Though Kathy Acker doubts her ability to write essays, she nevertheless tackles the classical questions like any other essayist. In her short essay on postmodernism, she gives an answer to the question “What is art?”
Her answer is that art is “free discourse”. You make art where you create something new, not limited by the accepted discourse but altering it, and so transforming culture.
Engaging in discourse means “using given meanings and values, changing them and giving them back.” Art isn’t the only way of doing this: “A community, a society is always being constructed in discourse if and when discourse – including art – is allowed.”
Art is not just discourse but “free” discourse because, in art, anything is possible. It is “making”, where “making” means “make it new!”

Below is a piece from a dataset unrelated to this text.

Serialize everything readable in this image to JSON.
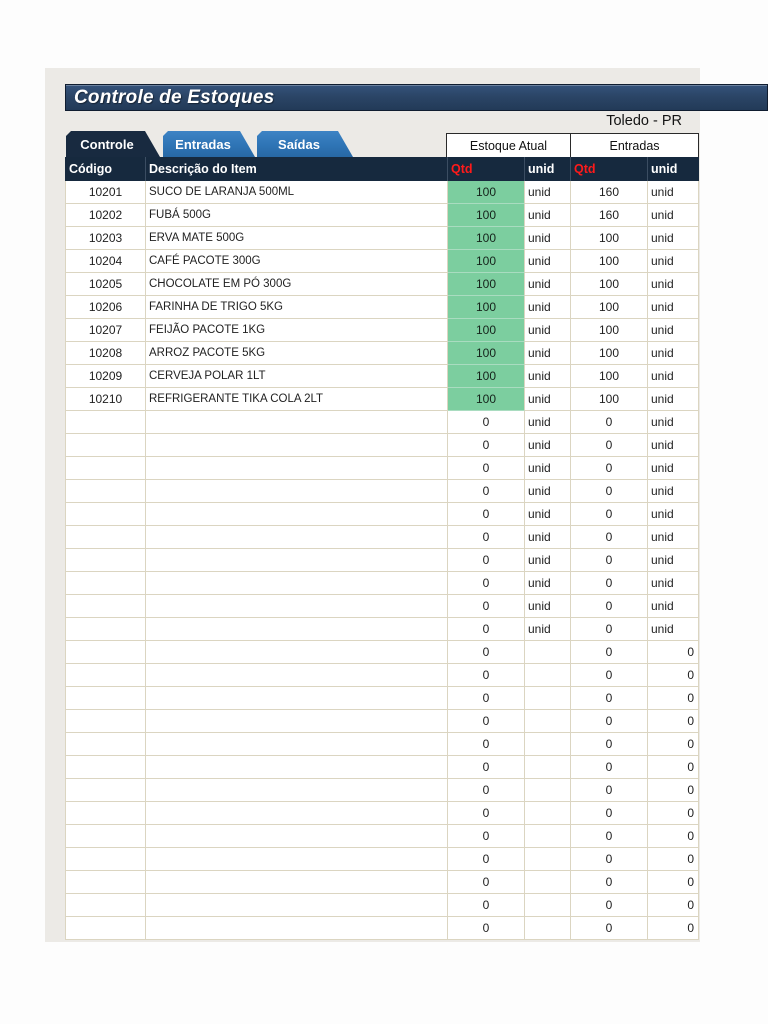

Art, then, is about economy: you take what is given and give back something new, of your own making.
If the economy is “set”, art is not needed. Fascism, for example, dictates the rules for exchange and so art – in which there must be freedom to create new rules – is forbidden. Fascists believe that everything can be found in the past. I think of Nazis yawning through yet another performance of the Ring Cycle.

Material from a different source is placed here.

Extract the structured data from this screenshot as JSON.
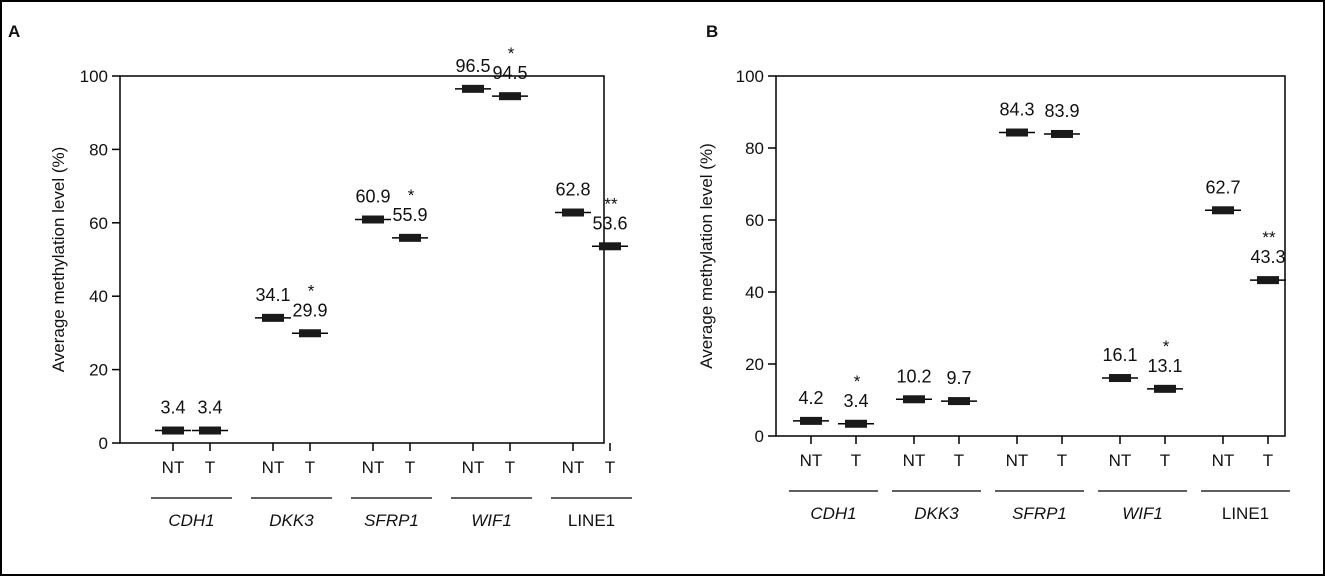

Discourse is about the present. Art isn’t paintings in a gallery: art is what is being created now to decide the culture. If you are going to put on some Wagner then “make it new!” – art can be set design and direction, translation and programme-writing.

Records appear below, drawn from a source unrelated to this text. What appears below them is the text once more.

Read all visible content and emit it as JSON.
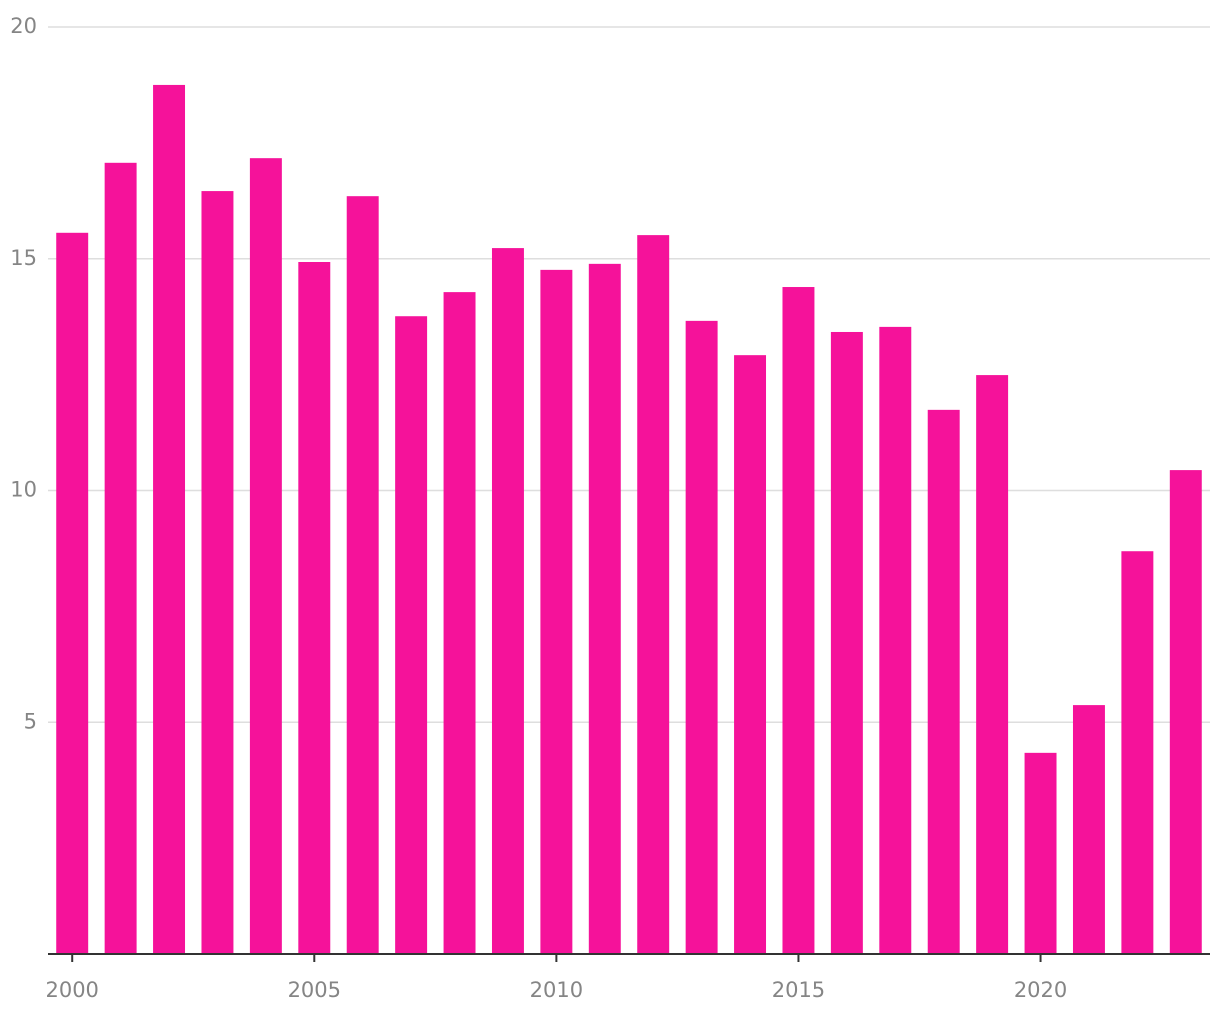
{
  "chart_data": {
    "type": "bar",
    "x": [
      2000,
      2001,
      2002,
      2003,
      2004,
      2005,
      2006,
      2007,
      2008,
      2009,
      2010,
      2011,
      2012,
      2013,
      2014,
      2015,
      2016,
      2017,
      2018,
      2019,
      2020,
      2021,
      2022,
      2023
    ],
    "values": [
      15.56,
      17.07,
      18.75,
      16.46,
      17.17,
      14.93,
      16.35,
      13.76,
      14.28,
      15.23,
      14.76,
      14.89,
      15.51,
      13.66,
      12.92,
      14.39,
      13.42,
      13.53,
      11.74,
      12.49,
      4.34,
      5.37,
      8.69,
      10.44
    ],
    "color": "#f5129a",
    "xlim": [
      1999.5,
      2023.5
    ],
    "xticks": [
      2000,
      2005,
      2010,
      2015,
      2020
    ],
    "ylim": [
      0,
      20
    ],
    "yticks": [
      5,
      10,
      15,
      20
    ],
    "grid": true
  }
}
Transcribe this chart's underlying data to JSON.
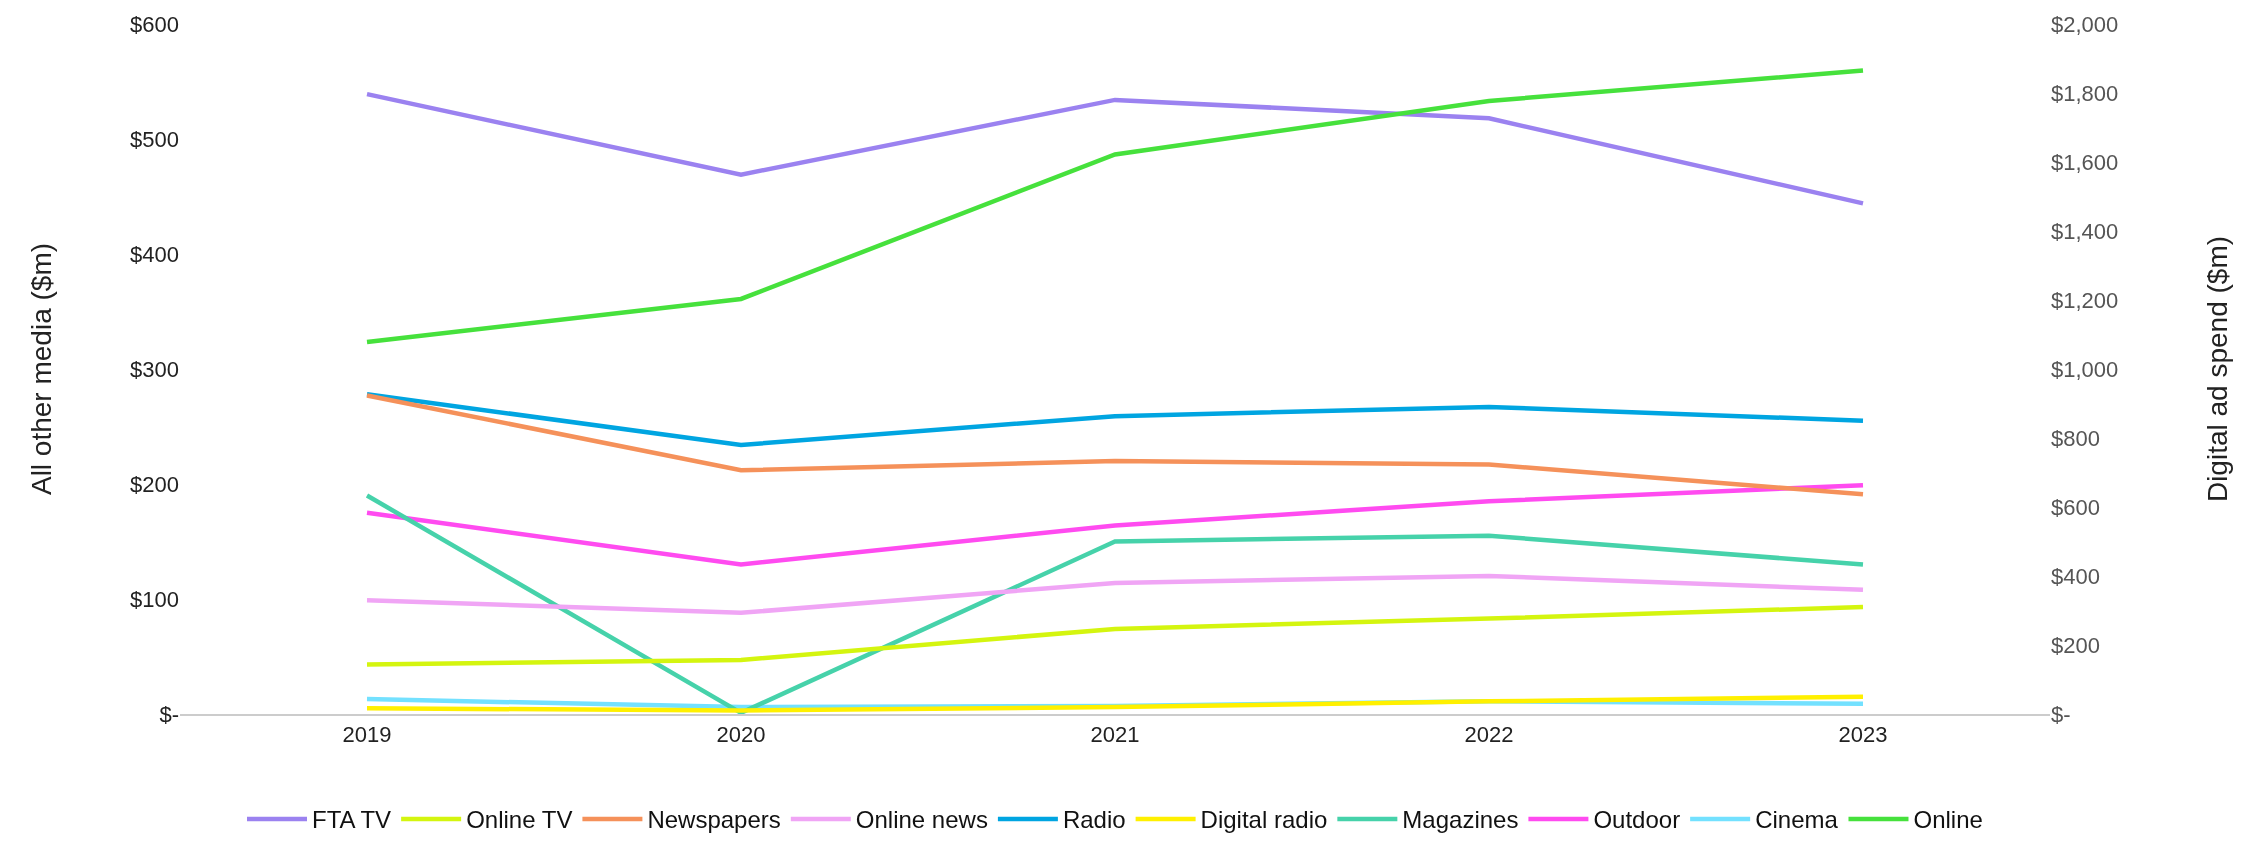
{
  "chart_data": {
    "type": "line",
    "ylabel": "All other media ($m)",
    "y2label": "Digital ad spend ($m)",
    "categories": [
      "2019",
      "2020",
      "2021",
      "2022",
      "2023"
    ],
    "series": [
      {
        "name": "FTA TV",
        "color": "#9b82f0",
        "values": [
          539,
          469,
          534,
          518,
          444
        ]
      },
      {
        "name": "Online TV",
        "color": "#d4f50f",
        "values": [
          43,
          47,
          74,
          83,
          93
        ]
      },
      {
        "name": "Newspapers",
        "color": "#f5915a",
        "values": [
          277,
          212,
          220,
          217,
          191
        ]
      },
      {
        "name": "Online news",
        "color": "#f0a5f5",
        "values": [
          99,
          88,
          114,
          120,
          108
        ]
      },
      {
        "name": "Radio",
        "color": "#00a5e1",
        "values": [
          278,
          234,
          259,
          267,
          255
        ]
      },
      {
        "name": "Digital radio",
        "color": "#fff000",
        "values": [
          5,
          3,
          6,
          11,
          15
        ]
      },
      {
        "name": "Magazines",
        "color": "#46d2aa",
        "values": [
          190,
          1,
          150,
          155,
          130
        ]
      },
      {
        "name": "Outdoor",
        "color": "#ff4bf0",
        "values": [
          175,
          130,
          164,
          185,
          199
        ]
      },
      {
        "name": "Cinema",
        "color": "#73e1ff",
        "values": [
          13,
          6,
          7,
          11,
          9
        ]
      },
      {
        "name": "Online",
        "color": "#46e13c",
        "axis": "y2",
        "values": [
          1078,
          1203,
          1622,
          1777,
          1865
        ]
      }
    ],
    "ylim": [
      0,
      600
    ],
    "yticks": [
      {
        "value": 0,
        "label": "$-"
      },
      {
        "value": 100,
        "label": "$100"
      },
      {
        "value": 200,
        "label": "$200"
      },
      {
        "value": 300,
        "label": "$300"
      },
      {
        "value": 400,
        "label": "$400"
      },
      {
        "value": 500,
        "label": "$500"
      },
      {
        "value": 600,
        "label": "$600"
      }
    ],
    "y2lim": [
      0,
      2000
    ],
    "y2ticks": [
      {
        "value": 0,
        "label": "$-"
      },
      {
        "value": 200,
        "label": "$200"
      },
      {
        "value": 400,
        "label": "$400"
      },
      {
        "value": 600,
        "label": "$600"
      },
      {
        "value": 800,
        "label": "$800"
      },
      {
        "value": 1000,
        "label": "$1,000"
      },
      {
        "value": 1200,
        "label": "$1,200"
      },
      {
        "value": 1400,
        "label": "$1,400"
      },
      {
        "value": 1600,
        "label": "$1,600"
      },
      {
        "value": 1800,
        "label": "$1,800"
      },
      {
        "value": 2000,
        "label": "$2,000"
      }
    ],
    "legend": "bottom",
    "marker": "none",
    "line_style": "solid"
  }
}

Even today, perhaps we are heading towards a “set” economy, something like fascism. Everything already decided for us. If culture is decided for you, you don’t need to be an artist.
“We are now, in the United States and in England, in a world in which ownership is becoming more and more set: the rich stay rich; the poor stay dead.”
This is why postmodernism is a necessary “tactic” for an artist. Postmodernism means believing that the given narratives are not enough to explain the world. It means taking the established narratives and “going on” from them, going beyond them, and thereby keeping yourself open to new ways of talking about the world, society, and yourself. You keep discourse alive by affirming your power to create discourse, meaning, and culture.